International Campaign for the Rohingya said the shareholders will take a final vote on a resolution to withhold funding to the country, which has been under military rule since February 2021.
The campaign said Chevron remains the largest U.S.-based investor in Myanmar.
In January, Chevron condemned the violence and human rights abuses occurring in Myanmar, saying it stood by the people of Myanmar in calling for a peaceful resolution in the conflict between the military government and those supporters of former civilian leader Aung San Suu Kyi.
"We applaud the shareholders pressing Chevron to withhold upcoming payments to the Myanmar military junta and instead place that money in escrow," Simon Billenness, executive director of the International Campaign for the Rohingya, said in a statement.
"The California Public Employees Retirement System has already announced that it will vote in favor of the shareholder resolution at Chevron.
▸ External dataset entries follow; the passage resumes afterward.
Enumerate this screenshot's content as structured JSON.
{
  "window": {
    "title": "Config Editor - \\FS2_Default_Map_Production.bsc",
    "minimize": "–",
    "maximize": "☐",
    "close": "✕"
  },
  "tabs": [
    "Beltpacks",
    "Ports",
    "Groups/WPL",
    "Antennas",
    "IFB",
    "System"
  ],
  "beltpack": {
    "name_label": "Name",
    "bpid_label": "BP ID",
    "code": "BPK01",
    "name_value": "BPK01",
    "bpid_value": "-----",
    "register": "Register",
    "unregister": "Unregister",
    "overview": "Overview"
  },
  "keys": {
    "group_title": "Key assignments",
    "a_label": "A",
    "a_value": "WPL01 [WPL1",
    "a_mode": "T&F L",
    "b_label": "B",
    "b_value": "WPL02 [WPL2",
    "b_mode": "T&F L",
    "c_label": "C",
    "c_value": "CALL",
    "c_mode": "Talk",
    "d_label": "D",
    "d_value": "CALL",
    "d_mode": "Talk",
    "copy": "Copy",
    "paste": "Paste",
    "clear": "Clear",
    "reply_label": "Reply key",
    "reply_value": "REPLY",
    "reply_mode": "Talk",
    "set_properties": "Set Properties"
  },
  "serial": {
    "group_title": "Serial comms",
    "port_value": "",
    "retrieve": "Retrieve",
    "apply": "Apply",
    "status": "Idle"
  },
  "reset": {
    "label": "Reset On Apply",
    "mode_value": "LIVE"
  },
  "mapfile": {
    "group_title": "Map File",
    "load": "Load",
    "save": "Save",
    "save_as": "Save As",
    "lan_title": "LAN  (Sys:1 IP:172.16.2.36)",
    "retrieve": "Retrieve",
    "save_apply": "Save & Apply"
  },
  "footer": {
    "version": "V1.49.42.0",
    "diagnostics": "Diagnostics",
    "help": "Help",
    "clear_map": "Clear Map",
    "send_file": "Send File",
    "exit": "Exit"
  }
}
This support from one of the world's biggest investors is a powerful vote to end the flow of oil money to the Myanmar military."
In a proxy memorandum filing with the Securities and Exchange Commission, shareholders said Chevron has "incurred mounting financial and reputational damage from its partnerships with the Myanmar military junta."
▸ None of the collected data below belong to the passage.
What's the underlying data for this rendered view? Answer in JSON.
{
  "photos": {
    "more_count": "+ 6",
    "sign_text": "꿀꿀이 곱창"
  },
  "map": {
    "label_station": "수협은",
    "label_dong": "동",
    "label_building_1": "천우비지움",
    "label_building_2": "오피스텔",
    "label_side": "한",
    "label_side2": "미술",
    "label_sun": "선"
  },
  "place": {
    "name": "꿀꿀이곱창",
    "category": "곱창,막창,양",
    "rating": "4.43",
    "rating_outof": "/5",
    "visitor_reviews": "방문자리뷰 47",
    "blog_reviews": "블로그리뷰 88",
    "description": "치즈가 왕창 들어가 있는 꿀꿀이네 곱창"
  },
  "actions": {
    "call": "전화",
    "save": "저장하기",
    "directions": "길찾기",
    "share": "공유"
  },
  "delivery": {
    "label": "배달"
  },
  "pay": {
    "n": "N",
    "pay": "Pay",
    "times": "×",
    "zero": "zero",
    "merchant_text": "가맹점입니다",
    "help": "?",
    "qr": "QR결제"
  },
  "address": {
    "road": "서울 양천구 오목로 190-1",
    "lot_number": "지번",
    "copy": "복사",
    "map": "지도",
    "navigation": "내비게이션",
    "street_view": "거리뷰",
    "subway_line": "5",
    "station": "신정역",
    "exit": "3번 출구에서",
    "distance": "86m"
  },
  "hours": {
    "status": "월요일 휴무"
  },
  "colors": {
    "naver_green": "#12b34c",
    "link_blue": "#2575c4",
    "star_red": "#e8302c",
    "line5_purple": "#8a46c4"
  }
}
"Since the February 2021 military coup, Chevron has been forced to exit Myanmar following the military's seizure of Chevron's equity partner in the Yadana project: Myanma Oil and Gas Enterprise.
"As shareholders, we believe that our company has the duty to avoid both the mounting damages as well as the increasing moral, legal, financial, reputational, and operational risks posed by doing business with governments complicit in genocide and/or crimes against humanity."